In order to accomplish high performance and miniaturization, large size chip assembly and 3-dimensional packages has been required. Stress in ultra-low k (ULK) layer and high warpage during flip chip bonding process are the most challenging issues. For this reason, a low temperature and low stress bonding process has been required. In this report, we will investigate the strain change at bump connection area during thermal compression bonding (TCB) process and compared with that of Mass reflow process using a large size chip (20x20 mm). We will also investigate the difference of strain change between two kinds of solder, Sn3.0wt%Ag0.5wt%Cu (SAC) and Sn57wt%Bi (SnBi) solder. Microstructure and crystal orientation analyses of the connection bump were observed by Electron backscattered diffraction (EBSD). We prepared two types of organic laminate, which had different shrinkage factor 1.000 and 0.999. With SAC solder, both cases of TCB and Mass reflow, the Grain Reference Orientation Deviation (GROD) value of the edge bump was higher than that of the center bump. The size of crystal grain of Sn with TCB was smaller compared with that with Mass reflow process. Using the organic laminate with 0.999 shrinkage factor, the GROD value of the edge bump showed nearly the same value of another location.
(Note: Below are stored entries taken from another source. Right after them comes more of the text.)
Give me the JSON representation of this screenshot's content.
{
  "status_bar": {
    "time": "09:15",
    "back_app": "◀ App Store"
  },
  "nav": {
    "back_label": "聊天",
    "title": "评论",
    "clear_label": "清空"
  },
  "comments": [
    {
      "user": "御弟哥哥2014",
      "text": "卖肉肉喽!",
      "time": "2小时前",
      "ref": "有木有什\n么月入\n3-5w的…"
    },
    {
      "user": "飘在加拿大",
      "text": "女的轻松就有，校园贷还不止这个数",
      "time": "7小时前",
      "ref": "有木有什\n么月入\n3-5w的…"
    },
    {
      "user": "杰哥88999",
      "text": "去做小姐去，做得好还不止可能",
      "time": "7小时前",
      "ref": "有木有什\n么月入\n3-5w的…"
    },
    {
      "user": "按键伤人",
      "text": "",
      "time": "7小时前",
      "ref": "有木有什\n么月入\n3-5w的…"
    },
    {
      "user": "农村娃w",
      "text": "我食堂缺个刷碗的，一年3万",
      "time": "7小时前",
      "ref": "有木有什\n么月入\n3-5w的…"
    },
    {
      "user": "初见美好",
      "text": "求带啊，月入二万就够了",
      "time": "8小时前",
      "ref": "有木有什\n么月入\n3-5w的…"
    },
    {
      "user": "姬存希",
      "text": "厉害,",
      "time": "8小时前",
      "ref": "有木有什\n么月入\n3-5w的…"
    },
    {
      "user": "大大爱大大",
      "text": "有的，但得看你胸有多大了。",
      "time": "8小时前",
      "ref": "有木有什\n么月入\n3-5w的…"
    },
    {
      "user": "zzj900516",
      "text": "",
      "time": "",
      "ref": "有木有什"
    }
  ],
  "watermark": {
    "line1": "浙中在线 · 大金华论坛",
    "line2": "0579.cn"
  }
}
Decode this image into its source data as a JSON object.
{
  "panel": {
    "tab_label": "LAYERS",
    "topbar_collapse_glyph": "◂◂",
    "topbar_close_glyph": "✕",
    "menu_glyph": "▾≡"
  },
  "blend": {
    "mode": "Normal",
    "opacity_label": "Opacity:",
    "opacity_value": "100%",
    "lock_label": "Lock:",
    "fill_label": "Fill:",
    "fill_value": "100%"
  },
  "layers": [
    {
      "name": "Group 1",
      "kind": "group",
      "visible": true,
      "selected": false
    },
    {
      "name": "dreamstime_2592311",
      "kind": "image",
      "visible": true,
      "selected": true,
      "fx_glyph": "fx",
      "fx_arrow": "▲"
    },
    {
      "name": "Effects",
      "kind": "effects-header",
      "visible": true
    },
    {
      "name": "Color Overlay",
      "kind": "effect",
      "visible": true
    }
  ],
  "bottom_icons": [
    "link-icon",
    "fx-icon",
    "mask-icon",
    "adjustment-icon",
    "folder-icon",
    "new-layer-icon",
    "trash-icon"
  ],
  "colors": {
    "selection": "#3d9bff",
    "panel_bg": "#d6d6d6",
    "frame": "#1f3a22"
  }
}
By optimizing the organic laminate shrinkage factor, TCB process is expected to achieve high reliability of the micro joining compared with Mass reflow process. On the other hand, with Sn57Bi solder, in both cases of TCB and Mass reflow, the size of crystal grain of Sn was smaller compared with that of SAC. And significant difference in crystal orientation and in micro structure were not observed between TCB and Mass reflow. Sn-Bi solder joining are strong candidate materials for stress reduction for large size chip application and 3D packages.